Q3. Morozov doesn’t know what contracts are in place between newspapers and wikileaks, but there are many mpre copies of the content of wikileaks than there are contracts so contracts may well be fallible.
Question from the floor – what happens when cables are faked?
Question from the floor – when NGO model pursued, governments becomes a friend. Will this estrange a lot of supporters?
Question from the floor – what risks wouold be associated with politicising a movement?
Q4: Faked cables are already out there. This is part of the scalability problem they have.
Q5&6: When wikileaks comes to politics, they don’t have to bring an entire political grab bag with them. They can be a single issue party. It may well be that a post-Assange wikileaks – with someone who has a political agenda – may be more effective. Morozov says: to be effective, you need to be boring. Shouldn’t drop Assange as a spokesperson.
Question from the floor – Where do wikileaks and facebook make their money?
Question from the floor – To what extent is Assange naive?

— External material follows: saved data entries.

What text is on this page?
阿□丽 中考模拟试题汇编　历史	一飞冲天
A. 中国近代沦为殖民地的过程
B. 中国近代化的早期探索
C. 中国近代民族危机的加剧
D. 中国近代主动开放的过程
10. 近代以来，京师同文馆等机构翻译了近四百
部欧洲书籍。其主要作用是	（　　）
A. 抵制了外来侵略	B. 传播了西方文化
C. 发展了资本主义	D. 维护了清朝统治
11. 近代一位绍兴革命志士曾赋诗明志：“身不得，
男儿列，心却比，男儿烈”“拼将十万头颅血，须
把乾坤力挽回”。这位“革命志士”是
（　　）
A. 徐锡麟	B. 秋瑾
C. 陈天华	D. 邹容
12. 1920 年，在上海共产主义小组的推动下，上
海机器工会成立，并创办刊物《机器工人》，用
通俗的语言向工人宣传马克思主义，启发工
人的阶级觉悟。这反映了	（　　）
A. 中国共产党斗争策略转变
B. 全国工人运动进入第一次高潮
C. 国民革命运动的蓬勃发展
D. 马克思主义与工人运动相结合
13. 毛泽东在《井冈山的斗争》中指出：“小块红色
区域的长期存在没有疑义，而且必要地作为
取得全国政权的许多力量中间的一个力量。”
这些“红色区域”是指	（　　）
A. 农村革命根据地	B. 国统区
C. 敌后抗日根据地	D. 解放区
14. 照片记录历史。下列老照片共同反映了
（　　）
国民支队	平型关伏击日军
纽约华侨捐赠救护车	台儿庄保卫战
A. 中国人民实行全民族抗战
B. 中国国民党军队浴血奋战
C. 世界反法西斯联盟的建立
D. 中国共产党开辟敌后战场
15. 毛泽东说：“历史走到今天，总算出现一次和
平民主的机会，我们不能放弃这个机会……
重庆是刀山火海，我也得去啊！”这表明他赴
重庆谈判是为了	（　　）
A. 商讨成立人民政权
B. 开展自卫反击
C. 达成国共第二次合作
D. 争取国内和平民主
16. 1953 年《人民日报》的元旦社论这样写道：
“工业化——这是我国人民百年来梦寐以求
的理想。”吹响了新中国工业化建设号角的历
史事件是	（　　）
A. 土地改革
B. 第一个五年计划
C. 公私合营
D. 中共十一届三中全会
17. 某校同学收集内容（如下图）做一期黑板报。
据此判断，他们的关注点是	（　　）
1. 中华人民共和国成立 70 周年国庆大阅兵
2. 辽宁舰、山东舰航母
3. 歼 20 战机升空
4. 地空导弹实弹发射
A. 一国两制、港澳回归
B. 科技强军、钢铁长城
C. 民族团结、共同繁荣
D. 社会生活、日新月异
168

Question from the floor – what is the impact pf wikileaks clones?
Q7: Beckett surprised to describe Facebook and wikileaks in same sentence. Wikileaks doesn’t make money; Facebook does through advertising.
Q8: Yes Assange is naive but it kind of doesn’t matter. What matters is what he does now not what he has done.
Q9: Effect on clones will be dependent on what happens to Assange and to the laws that are being built as a result of wikileaks.